"I used to ask the
grocer for a nickel's worth of dry onions, and I never did guess
how they came to be there.")
The first year was dreary. Maw took the baby (Mary, then) and
laid her on a blanket at the end of the row she was working, with
Tom to watch her. Cissy worked along with the grown folks, or
some days stayed home and did the washing and minded Tom and
Mary.
"I shore didn't know how to wash good as I do now." She patted
her faded dress, pretty clean, though not like the clothes of
Grandma's washing.
There was one thing about it, Cissy said; after a day in onions,
with the sun shining hot on her sunbonnet and not much to eat,
she didn't care if there wasn't any play or fun at night; she was
glad enough to drop down on the floor and go to sleep as soon as
she'd had corn pone and coffee.
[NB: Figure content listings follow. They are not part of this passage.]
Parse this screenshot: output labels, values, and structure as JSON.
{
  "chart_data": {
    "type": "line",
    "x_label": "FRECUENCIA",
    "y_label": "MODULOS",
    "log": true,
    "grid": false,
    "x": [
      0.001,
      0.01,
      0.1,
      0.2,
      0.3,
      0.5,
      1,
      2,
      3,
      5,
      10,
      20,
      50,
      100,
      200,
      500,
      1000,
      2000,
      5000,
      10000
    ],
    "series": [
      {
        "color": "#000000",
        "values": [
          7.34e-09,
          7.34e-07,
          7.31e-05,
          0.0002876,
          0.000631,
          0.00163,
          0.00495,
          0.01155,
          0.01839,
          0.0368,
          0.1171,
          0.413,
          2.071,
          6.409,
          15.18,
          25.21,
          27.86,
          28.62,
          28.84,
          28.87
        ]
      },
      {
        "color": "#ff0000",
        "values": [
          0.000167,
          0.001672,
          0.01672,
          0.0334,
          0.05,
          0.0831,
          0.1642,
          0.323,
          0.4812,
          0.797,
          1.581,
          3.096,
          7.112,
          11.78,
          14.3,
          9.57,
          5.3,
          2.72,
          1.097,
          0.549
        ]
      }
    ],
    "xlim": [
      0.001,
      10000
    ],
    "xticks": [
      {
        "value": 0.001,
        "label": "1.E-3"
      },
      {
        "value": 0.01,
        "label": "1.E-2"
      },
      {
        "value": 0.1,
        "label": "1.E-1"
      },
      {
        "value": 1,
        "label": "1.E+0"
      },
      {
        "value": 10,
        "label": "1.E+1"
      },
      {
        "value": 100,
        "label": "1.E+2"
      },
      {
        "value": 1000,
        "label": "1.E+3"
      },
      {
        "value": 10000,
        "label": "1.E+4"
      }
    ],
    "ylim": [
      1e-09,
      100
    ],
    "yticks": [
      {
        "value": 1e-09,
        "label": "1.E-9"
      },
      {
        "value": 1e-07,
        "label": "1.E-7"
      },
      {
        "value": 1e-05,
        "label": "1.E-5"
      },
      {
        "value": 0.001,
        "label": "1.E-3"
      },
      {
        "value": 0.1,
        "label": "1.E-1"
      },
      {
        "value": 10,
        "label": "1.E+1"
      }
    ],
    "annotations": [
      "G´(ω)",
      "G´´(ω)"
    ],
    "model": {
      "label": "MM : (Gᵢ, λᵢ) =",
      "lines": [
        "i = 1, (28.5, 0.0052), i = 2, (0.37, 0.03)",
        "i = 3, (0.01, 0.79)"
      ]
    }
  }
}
Sometimes she was sick from the
sun beating down on her head and she had to crawl into the shade
of a crate and lie there.
The second year was different. Next summer, early, when the
cherries had set their green beads and the laylocks had quit
blooming, there came two young ladies. They came of an evening,
and talked to Paw and Maw as they sat on the doorsill with their
shoes kicked off and their bare toes resting themselves.
First Paw and Maw wouldn't talk to them because why would these
pretty young ladies come mixing around with strangers? Paw and
Maw allowed they had something up their sleeves.